Hey Tobin thanks.....I was waiting for you to chime in. I still have the stock Wilwood pads that came with the setup. Are they a sub-standard pad?

Cris@JCG
12-14-2009, 12:35 PM
Why do you recommend that he run a larger MC, one that will generate aproximately 30% less caliper pressure for a given pedal input force?

Cause this has always been the caliper to M/C combination that I have always used for manual setup on a Camaro!!! Without getting techincal into it & will stand behind it 100%..

chr2002ca
12-14-2009, 04:21 PM
This is an interesting topic because I'm struggling a bit with the same problem, except I already have a 9" dual diaphragm booster. I just don't get enough pressure to my brakes to lock them up either. I'm running the Baer Track 2-piston 13" kit up front and the Baer Track single piston 13" kit in back and I pull plenty of vacuum(18) at idle and on up to 23 when cruising. I believe I'm close to getting the brakes right, but I'm still not getting enough pressure, so I feel your pain! I went from an 8" dual diaphragm to a 9" dual and that helped a little. I then went from a 1 1/8" bore MC down to a 1" bore MC and that helped also(going smaller increases brake pressure but also increases brake pedal travel). However I'm still not getting the brake pressure I should be, and it's been frustrating. I have bench bled my MC twice now, and bled my lines with 3 different methods(foot, vacuum, and power bleeder).

I would think you should be able to lock up your brakes with your current setup because it's a common one, as I should with mine, so either one of us buying more or different equipment may not be the answer. My next step is to measure the brake pressure at each caliper and also coming out of the MC and call up Baer to get their advice. I just purchased a brake pressure guage kit and hopefully it'll help me to debug the issue over the holidays.

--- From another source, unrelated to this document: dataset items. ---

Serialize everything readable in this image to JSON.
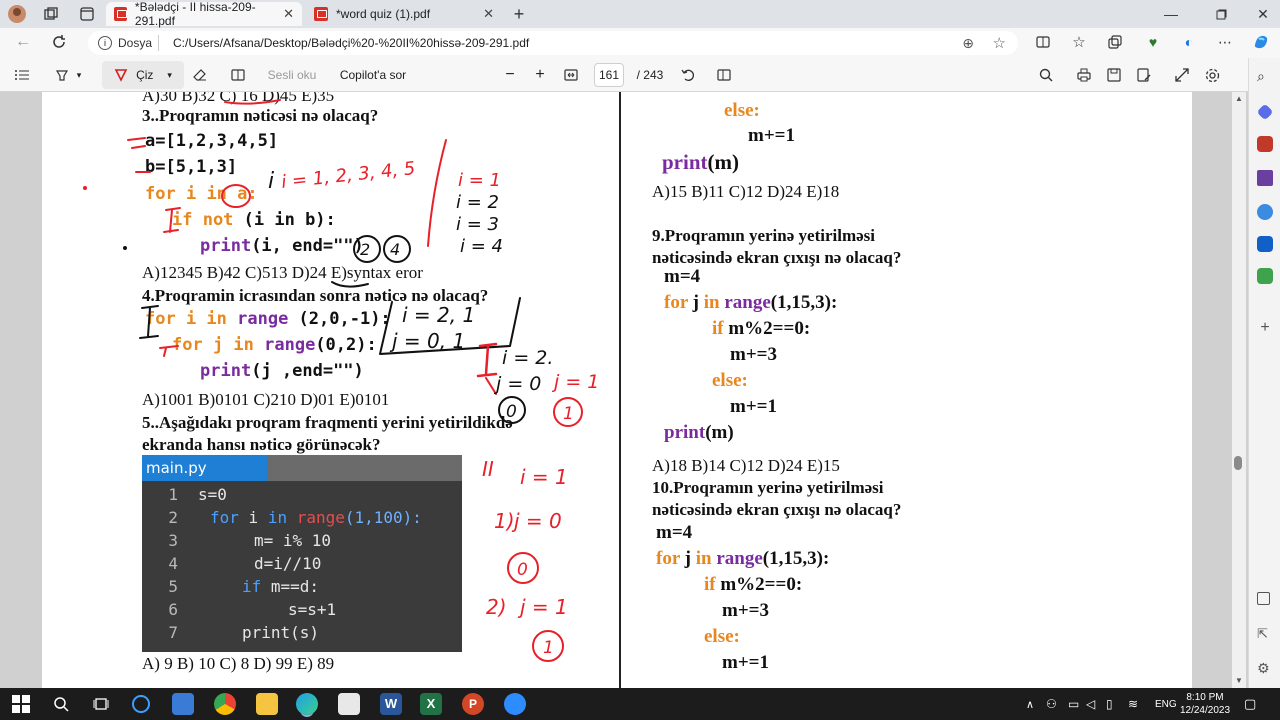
{
  "browser": {
    "tabs": [
      {
        "label": "*Bələdçi - II hissa-209-291.pdf",
        "active": true
      },
      {
        "label": "*word quiz (1).pdf",
        "active": false
      }
    ],
    "address": {
      "scheme_label": "Dosya",
      "path": "C:/Users/Afsana/Desktop/Bələdçi%20-%20II%20hissə-209-291.pdf"
    }
  },
  "pdf_toolbar": {
    "draw_label": "Çiz",
    "read_aloud_label": "Sesli oku",
    "copilot_label": "Copilot'a sor",
    "page_current": "161",
    "page_total": "/ 243"
  },
  "left_column": {
    "prev_answers": "A)30  B)32  C) 16  D)45  E)35",
    "q3": {
      "title": "3..Proqramın nəticəsi nə olacaq?",
      "code": [
        "a=[1,2,3,4,5]",
        "b=[5,1,3]"
      ],
      "for_kw": "for",
      "for_rest1": " i ",
      "in_kw": "in",
      "for_rest2": " a:",
      "if_kw": "if not",
      "if_rest": " (i in b):",
      "print_fn": "print",
      "print_rest": "(i, end=\"\")",
      "answers": "A)12345  B)42   C)513   D)24   E)syntax eror"
    },
    "q4": {
      "title": "4.Proqramin  icrasından sonra nəticə nə olacaq?",
      "line1_kw": "for i in",
      "line1_fn": " range",
      "line1_rest": " (2,0,-1):",
      "line2_kw": "for j in",
      "line2_fn": " range",
      "line2_rest": "(0,2):",
      "print_fn": "print",
      "print_rest": "(j ,end=\"\")",
      "answers": "A)1001      B)0101      C)210    D)01   E)0101"
    },
    "q5": {
      "title_line1": "5..Aşağıdakı proqram fraqmenti yerini yetirildikdə",
      "title_line2": "ekranda hansı nəticə görünəcək?",
      "answers": "A) 9      B) 10     C) 8    D) 99    E) 89"
    },
    "code_panel": {
      "filename": "main.py",
      "lines": [
        {
          "no": "1",
          "text": "s=0"
        },
        {
          "no": "2",
          "kw": "for",
          "a": " i ",
          "kw2": "in",
          "r": " range",
          "n": "(1,100):"
        },
        {
          "no": "3",
          "text": "m= i% 10"
        },
        {
          "no": "4",
          "text": "d=i//10"
        },
        {
          "no": "5",
          "kw": "if",
          "a": " m==d:"
        },
        {
          "no": "6",
          "text": "s=s+1"
        },
        {
          "no": "7",
          "text": "print(s)"
        }
      ]
    }
  },
  "right_column": {
    "top_else": "else:",
    "top_inc": "m+=1",
    "top_print_fn": "print",
    "top_print_rest": "(m)",
    "q8_answers": "A)15     B)11     C)12    D)24   E)18",
    "q9": {
      "title_line1": "9.Proqramın yerinə yetirilməsi",
      "title_line2": "nəticəsində ekran çıxışı nə olacaq?",
      "m_init": "m=4",
      "for_kw": "for",
      "for_a": " j ",
      "in_kw": "in",
      "range_fn": " range",
      "range_rest": "(1,15,3):",
      "if_kw": "if",
      "if_rest": " m%2==0:",
      "inc3": "m+=3",
      "else_kw": "else:",
      "inc1": "m+=1",
      "print_fn": "print",
      "print_rest": "(m)",
      "answers": "A)18     B)14     C)12     D)24    E)15"
    },
    "q10": {
      "title_line1": "10.Proqramın yerinə yetirilməsi",
      "title_line2": "nəticəsində ekran çıxışı nə olacaq?",
      "m_init": "m=4",
      "for_kw": "for",
      "for_a": " j ",
      "in_kw": "in",
      "range_fn": " range",
      "range_rest": "(1,15,3):",
      "if_kw": "if",
      "if_rest": " m%2==0:",
      "inc3": "m+=3",
      "else_kw": "else:",
      "inc1": "m+=1"
    }
  },
  "annotations": {
    "i_values": "i = 1, 2, 3, 4, 5",
    "i1": "i = 1",
    "i2": "i = 2",
    "i3": "i = 3",
    "i4": "i = 4",
    "res2": "2",
    "res4": "4",
    "i_eq": "i = 2, 1",
    "j_eq": "j = 0, 1",
    "I_mark": "I",
    "II_mark": "II",
    "i_two": "i = 2.",
    "j0": "j = 0",
    "j1": "j = 1",
    "zero": "0",
    "one": "1",
    "ii_i1": "i = 1",
    "ii_j0": "j = 0",
    "ii_zero": "0",
    "ii_j1": "j = 1",
    "ii_one": "1",
    "step1": "1)",
    "step2": "2)"
  },
  "taskbar": {
    "time": "8:10 PM",
    "date": "12/24/2023",
    "lang": "ENG"
  },
  "colors": {
    "accent": "#1e7fd4",
    "keyword": "#e8871e",
    "function": "#7a2ba0",
    "ink_red": "#e8202a"
  }
}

I would recommend that you do some double and triple-checking on your current setup before you decide to purchase additional equipment. I don't recommend going to a larger bore size MC. I can't see how that would help. Some people who run manual setups like to run a 13/16" bore size on their MC. That might be a consideration for you after you've done all you can to prove your current setup just ain't capable of doing what you like.

If you do finally determine the answer, feel free to PM me, and I'll do the same from my end. :)

Vegas69
12-14-2009, 04:35 PM
You may want to check your brake pads to make sure they are correct. Wilwood has a bunch of compounds. I'm a firm believer that two sets of pads are needed. Street/autoross and road racing. I've never been thrilled with my street performance. I think you must get accustomed to them as well. Most of us drive around in highly boosted modern cars, then we jump into a car with manual racing brakes. I've just recently got mine to where I like them on the street. That took some tapered axle bearings. Going to a smaller master will add pad travel as mentioned by Chris. I woldn't want a smaller cylinder on mine. In fact, I would love to run a larger but already suffer from brake pad knock back on the race track and it would only get worse. At the end of the day Wilwood brakes are for racing not street driving.